I am using the flink. I have five task manager and each task manager has one task slot each.

The source is Kafka and after reading data and processing some logics, the data is sinked to the dynamodb.

Note that I use the chaining all the operators so that source, process and sink are combined together into a single operator.

And also, I use the checkpoint with exactly once semantics with 5 minute time interval.

In such scenario, the kafka has rolling updates and the coordinator has changed.

During the update, the flink has warning message showing that the offset is failed to source kafka.

From this scenario, I have following questions.

  1. Is it possible for checkpoint to be completed successful? Because when I saw the flink dashboard, there are no failed checkpoint in the dashboard.

  2. If so, can it be possible that task is down but the taskmanger is not down, so that it makes the checkpoint is completed? (task down is trivial issue so it does not affect the checkpoint's made)

  3. When chaining together, the data loss can be possible even though we use the checkpoint?
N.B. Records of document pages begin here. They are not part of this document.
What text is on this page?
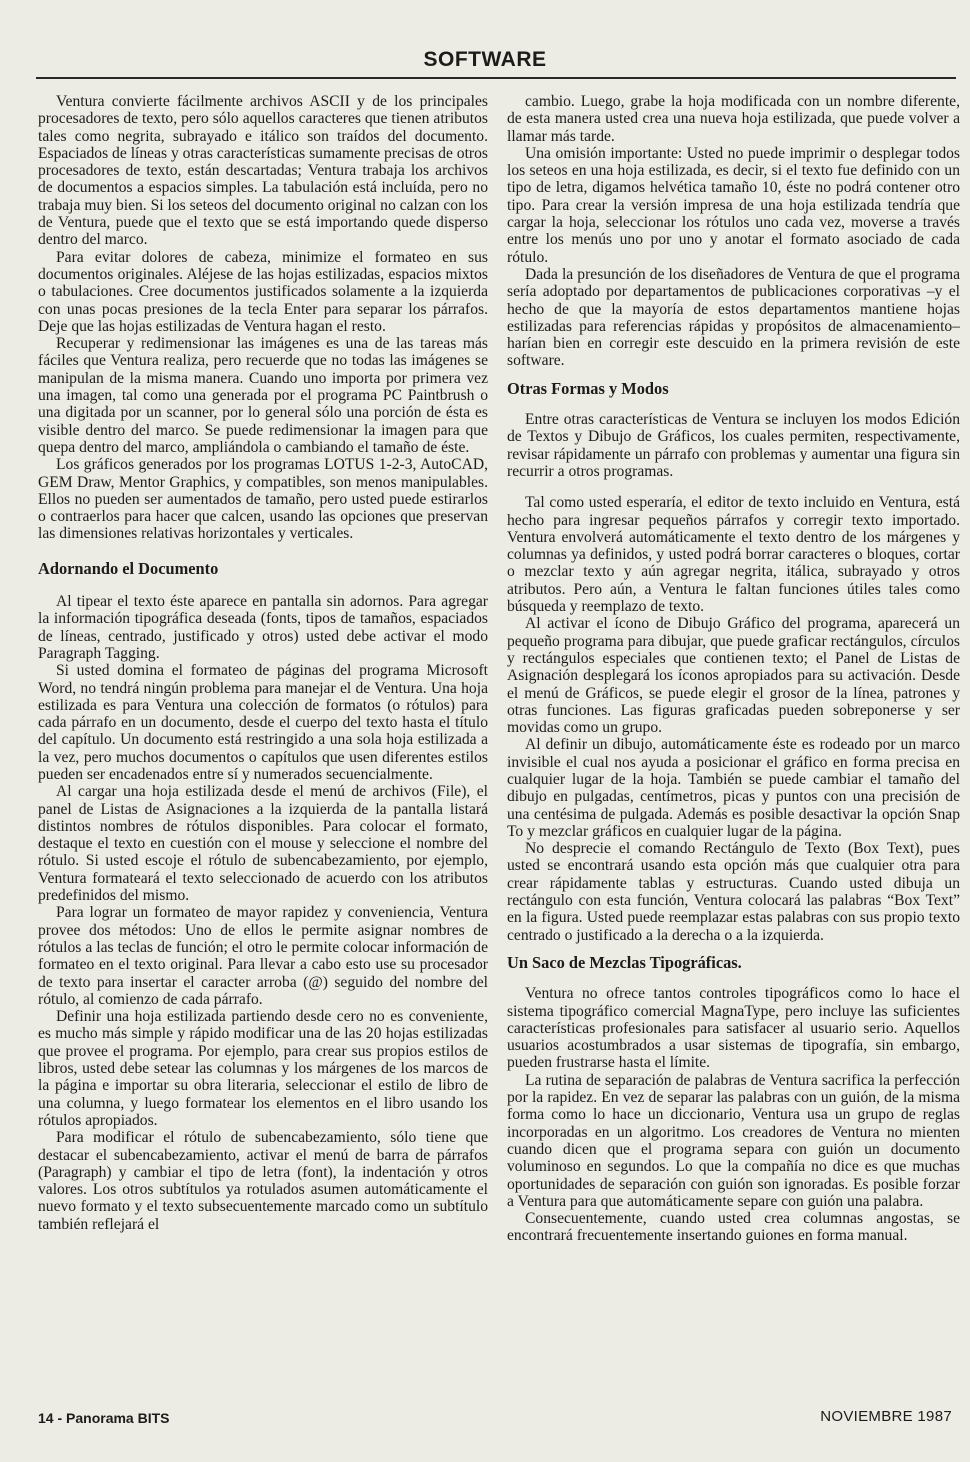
SOFTWARE

Ventura convierte fácilmente archivos ASCII y de los principales procesadores de texto, pero sólo aquellos caracteres que tienen atributos tales como negrita, subrayado e itálico son traídos del documento. Espaciados de líneas y otras características sumamente precisas de otros procesadores de texto, están descartadas; Ventura trabaja los archivos de documentos a espacios simples. La tabulación está incluída, pero no trabaja muy bien. Si los seteos del documento original no calzan con los de Ventura, puede que el texto que se está importando quede disperso dentro del marco.

Para evitar dolores de cabeza, minimize el formateo en sus documentos originales. Aléjese de las hojas estilizadas, espacios mixtos o tabulaciones. Cree documentos justificados solamente a la izquierda con unas pocas presiones de la tecla Enter para separar los párrafos. Deje que las hojas estilizadas de Ventura hagan el resto.

Recuperar y redimensionar las imágenes es una de las tareas más fáciles que Ventura realiza, pero recuerde que no todas las imágenes se manipulan de la misma manera. Cuando uno importa por primera vez una imagen, tal como una generada por el programa PC Paintbrush o una digitada por un scanner, por lo general sólo una porción de ésta es visible dentro del marco. Se puede redimensionar la imagen para que quepa dentro del marco, ampliándola o cambiando el tamaño de éste.

Los gráficos generados por los programas LOTUS 1-2-3, AutoCAD, GEM Draw, Mentor Graphics, y compatibles, son menos manipulables. Ellos no pueden ser aumentados de tamaño, pero usted puede estirarlos o contraerlos para hacer que calcen, usando las opciones que preservan las dimensiones relativas horizontales y verticales.

Adornando el Documento

Al tipear el texto éste aparece en pantalla sin adornos. Para agregar la información tipográfica deseada (fonts, tipos de tamaños, espaciados de líneas, centrado, justificado y otros) usted debe activar el modo Paragraph Tagging.

Si usted domina el formateo de páginas del programa Microsoft Word, no tendrá ningún problema para manejar el de Ventura. Una hoja estilizada es para Ventura una colección de formatos (o rótulos) para cada párrafo en un documento, desde el cuerpo del texto hasta el título del capítulo. Un documento está restringido a una sola hoja estilizada a la vez, pero muchos documentos o capítulos que usen diferentes estilos pueden ser encadenados entre sí y numerados secuencialmente.

Al cargar una hoja estilizada desde el menú de archivos (File), el panel de Listas de Asignaciones a la izquierda de la pantalla listará distintos nombres de rótulos disponibles. Para colocar el formato, destaque el texto en cuestión con el mouse y seleccione el nombre del rótulo. Si usted escoje el rótulo de subencabezamiento, por ejemplo, Ventura formateará el texto seleccionado de acuerdo con los atributos predefinidos del mismo.

Para lograr un formateo de mayor rapidez y conveniencia, Ventura provee dos métodos: Uno de ellos le permite asignar nombres de rótulos a las teclas de función; el otro le permite colocar información de formateo en el texto original. Para llevar a cabo esto use su procesador de texto para insertar el caracter arroba (@) seguido del nombre del rótulo, al comienzo de cada párrafo.

Definir una hoja estilizada partiendo desde cero no es conveniente, es mucho más simple y rápido modificar una de las 20 hojas estilizadas que provee el programa. Por ejemplo, para crear sus propios estilos de libros, usted debe setear las columnas y los márgenes de los marcos de la página e importar su obra literaria, seleccionar el estilo de libro de una columna, y luego formatear los elementos en el libro usando los rótulos apropiados.

Para modificar el rótulo de subencabezamiento, sólo tiene que destacar el subencabezamiento, activar el menú de barra de párrafos (Paragraph) y cambiar el tipo de letra (font), la indentación y otros valores. Los otros subtítulos ya rotulados asumen automáticamente el nuevo formato y el texto subsecuentemente marcado como un subtítulo también reflejará el

cambio. Luego, grabe la hoja modificada con un nombre diferente, de esta manera usted crea una nueva hoja estilizada, que puede volver a llamar más tarde.

Una omisión importante: Usted no puede imprimir o desplegar todos los seteos en una hoja estilizada, es decir, si el texto fue definido con un tipo de letra, digamos helvética tamaño 10, éste no podrá contener otro tipo. Para crear la versión impresa de una hoja estilizada tendría que cargar la hoja, seleccionar los rótulos uno cada vez, moverse a través entre los menús uno por uno y anotar el formato asociado de cada rótulo.

Dada la presunción de los diseñadores de Ventura de que el programa sería adoptado por departamentos de publicaciones corporativas –y el hecho de que la mayoría de estos departamentos mantiene hojas estilizadas para referencias rápidas y propósitos de almacenamiento– harían bien en corregir este descuido en la primera revisión de este software.

Otras Formas y Modos

Entre otras características de Ventura se incluyen los modos Edición de Textos y Dibujo de Gráficos, los cuales permiten, respectivamente, revisar rápidamente un párrafo con problemas y aumentar una figura sin recurrir a otros programas.

Tal como usted esperaría, el editor de texto incluido en Ventura, está hecho para ingresar pequeños párrafos y corregir texto importado. Ventura envolverá automáticamente el texto dentro de los márgenes y columnas ya definidos, y usted podrá borrar caracteres o bloques, cortar o mezclar texto y aún agregar negrita, itálica, subrayado y otros atributos. Pero aún, a Ventura le faltan funciones útiles tales como búsqueda y reemplazo de texto.

Al activar el ícono de Dibujo Gráfico del programa, aparecerá un pequeño programa para dibujar, que puede graficar rectángulos, círculos y rectángulos especiales que contienen texto; el Panel de Listas de Asignación desplegará los íconos apropiados para su activación. Desde el menú de Gráficos, se puede elegir el grosor de la línea, patrones y otras funciones. Las figuras graficadas pueden sobreponerse y ser movidas como un grupo.

Al definir un dibujo, automáticamente éste es rodeado por un marco invisible el cual nos ayuda a posicionar el gráfico en forma precisa en cualquier lugar de la hoja. También se puede cambiar el tamaño del dibujo en pulgadas, centímetros, picas y puntos con una precisión de una centésima de pulgada. Además es posible desactivar la opción Snap To y mezclar gráficos en cualquier lugar de la página.

No desprecie el comando Rectángulo de Texto (Box Text), pues usted se encontrará usando esta opción más que cualquier otra para crear rápidamente tablas y estructuras. Cuando usted dibuja un rectángulo con esta función, Ventura colocará las palabras “Box Text” en la figura. Usted puede reemplazar estas palabras con sus propio texto centrado o justificado a la derecha o a la izquierda.

Un Saco de Mezclas Tipográficas.

Ventura no ofrece tantos controles tipográficos como lo hace el sistema tipográfico comercial MagnaType, pero incluye las suficientes características profesionales para satisfacer al usuario serio. Aquellos usuarios acostumbrados a usar sistemas de tipografía, sin embargo, pueden frustrarse hasta el límite.

La rutina de separación de palabras de Ventura sacrifica la perfección por la rapidez. En vez de separar las palabras con un guión, de la misma forma como lo hace un diccionario, Ventura usa un grupo de reglas incorporadas en un algoritmo. Los creadores de Ventura no mienten cuando dicen que el programa separa con guión un documento voluminoso en segundos. Lo que la compañía no dice es que muchas oportunidades de separación con guión son ignoradas. Es posible forzar a Ventura para que automáticamente separe con guión una palabra.

Consecuentemente, cuando usted crea columnas angostas, se encontrará frecuentemente insertando guiones en forma manual.

14 - Panorama BITS	NOVIEMBRE 1987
I mean that since the operators are combined together from source to sink, when the source is affected by external kafka, the sink will be affected because of the sink and chaining. At that time, the task is going to down and in-flight data is going to be discarded ?


Solution

    1. Is it possible for checkpoint to be completed successful? Because when I saw the flink dashboard, there are no failed checkpoint in the dashboard.

    Yes. The msg you saw is when the Kafka consumer being used by Flink tries to save offsets to the Kafka cluster, but this is not used by checkpointing. Flink saves offsets to snapshots, and will use them when restoring from a checkpoint or savepoint, so it doesn't need offsets that are saved to the Kafka cluster.

    1. If so, can it be possible that task is down but the taskmanger is not down, so that it makes the checkpoint is completed [snip]

    I assume you're asking whether the job can be in a failed state, but the Task Manager is still running. Yes, but that has nothing to do with your first question (it's not why a checkpoint could be completed even though you see errors).

    1. When chaining together, the data loss can be possible even though we use the checkpoint? I mean that since the operators are combined together from source to sink, when the source is affected by external kafka, the sink will be affected because of the sink and chaining. At that time, the task is going to down and in-flight data is going to be discarded?

    You always "lose" in-flight data when a job fails. But because Flink saves the offsets for all Kafka partitions as part of the last successful checkpoint, when the job is restarted from that checkpoint, you will wind up replaying all of the in-flight data. So there is no data loss.